DESCRIPTION (provided by applicant): The pathophysiology of type 2 diabetes involves inadequate insulin secretion from pancreatic ¿-cells in the islet of Langerhans. Islet endocrine cells secrete hormones in response to physiologic stimuli such as glucose, metabolites, other hormones, and neural signals. This coordinated response depends on communication between endocrine, endothelial, and neural cells within the islet. The goal of these studies is to provide a better understanding of the factors that mediate the co-development of islet cells to form a functional endocrine organ. Cre-lox-mediated inactivation of pancreatic vascular endothelial growth factor A (VEGF-A) leads to reduced islet vascularization and impaired insulin secretion. Unexpectedly, reduced VEGF-A also impairs islet innervation. The first aim of this proposal is to examine the development of pancreatic islet innervation and elucidate the mechanism by which VEGF-A directs this process. First, the development of islet vascular and neural structures during the embryonic and postnatal periods will be followed in mice with pancreatic VEGF-A inactivation and in their wild-type counterparts. Next, in vitro cell migration assays will be used to reveal whether islet cell-derived VEGF-A or intra-islet endothelial cells mediate the recruitment of neural cells. These experiments will help determine the co-dependence of islet cells during islet formation. The second aim of this proposal will focus on the role of peri-islet Schwann cells, which undergo reactive gliosis in response to inactivation of pancreatic VEGF-A. Peri-islet Schwann cells will be ablated in mice using cell-specific expression of a toxin receptor, and the effects on islet cell organization, innervation, and function will be assessed. These studies will elucidate the role of peri-islet Schwann cells, whose role in islet function is currently unknown. RELEVANCE One central defect in type 2 diabetes is inadequate insulin secretion from pancreatic ¿-cells, so understanding ¿-cell function and dysfunction is of critical importance. These studies will determine how ¿ cells, blood vessels, and nerves in the pancreatic islet signal to each other, both during development and in the adult, and elucidate how these relationships are necessary for proper insulin secretion. A better understanding of islet development and function and could lead to improved therapeutic approaches for diabetes.

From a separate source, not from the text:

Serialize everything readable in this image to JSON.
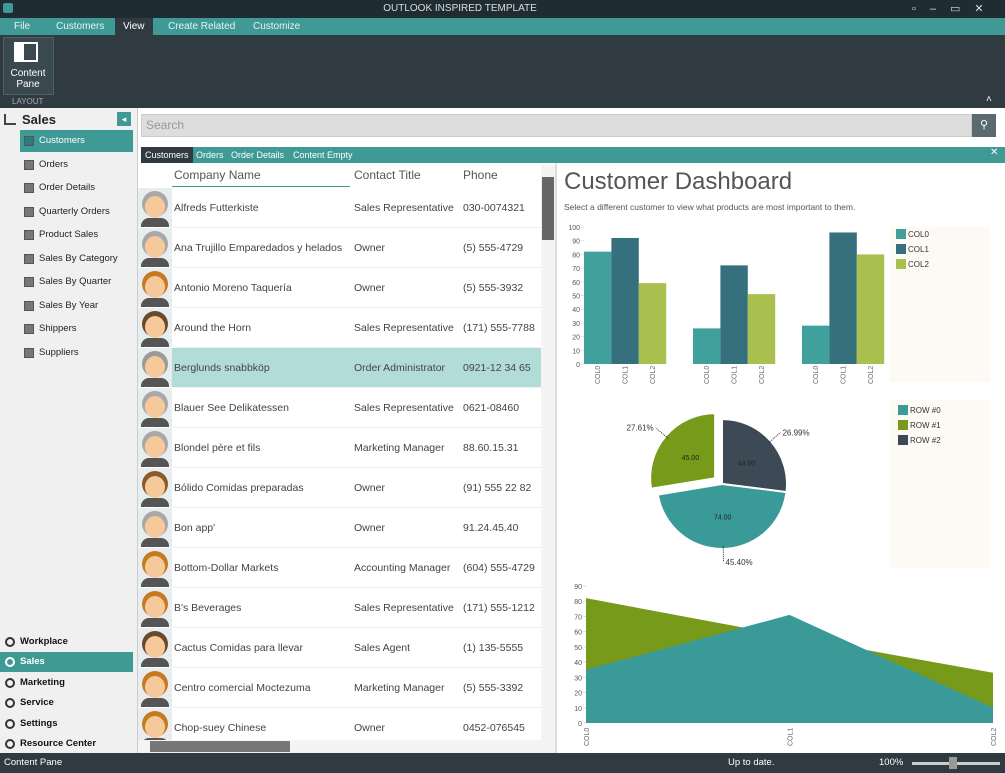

描述（由申请人提供）： 2型糖尿病的病理生理学涉及胰腺细胞胰岛素分泌不足， 朗格汉斯岛胰岛内分泌细胞响应生理刺激如葡萄糖、代谢物、其他激素和神经信号而分泌激素。这种协调一致的反应取决于 胰岛内的内分泌细胞、内皮细胞和神经细胞之间的通讯。这些研究的目的是更好地了解介导胰岛细胞共同发育形成功能性内分泌器官的因素。 Cre-lox介导的胰腺血管内皮生长因子A（VEGF-A）失活导致 胰岛血管形成减少和胰岛素分泌受损。出乎意料的是，减少的VEGF-A也损害胰岛神经支配。该建议的第一个目的是检查胰岛神经支配的发展，并阐明VEGF-A指导这一过程的机制。首先，在胚胎和出生后期间，胰岛血管和神经结构的发展将在胰腺VEGF-A失活的小鼠和野生型小鼠中进行。接下来，将使用体外细胞迁移测定来揭示胰岛细胞来源的VEGF-A或胰岛内内皮细胞是否介导神经细胞的募集。这些实验将有助于确定在胰岛形成过程中胰岛细胞的相互依赖性。 该建议的第二个目的将集中在胰岛周许旺细胞的作用，其经历反应性神经胶质增生，以响应胰腺VEGF-A的失活。将使用毒素受体的细胞特异性表达消融小鼠中的胰岛周施旺细胞，并评估对胰岛细胞组织、神经支配和功能的影响。这些研究将阐明胰岛周围许旺细胞的作用，其在胰岛功能中的作用目前尚不清楚。 相关性 2型糖尿病的一个核心缺陷是胰腺细胞分泌胰岛素不足， 了解细胞功能和功能障碍是至关重要的。这些研究将确定胰岛中的细胞、血管和神经在发育过程中和成年后如何相互传递信号，并阐明这些关系对适当的胰岛素分泌是必要的。更好地了解胰岛发育和功能，可能会导致糖尿病治疗方法的改进。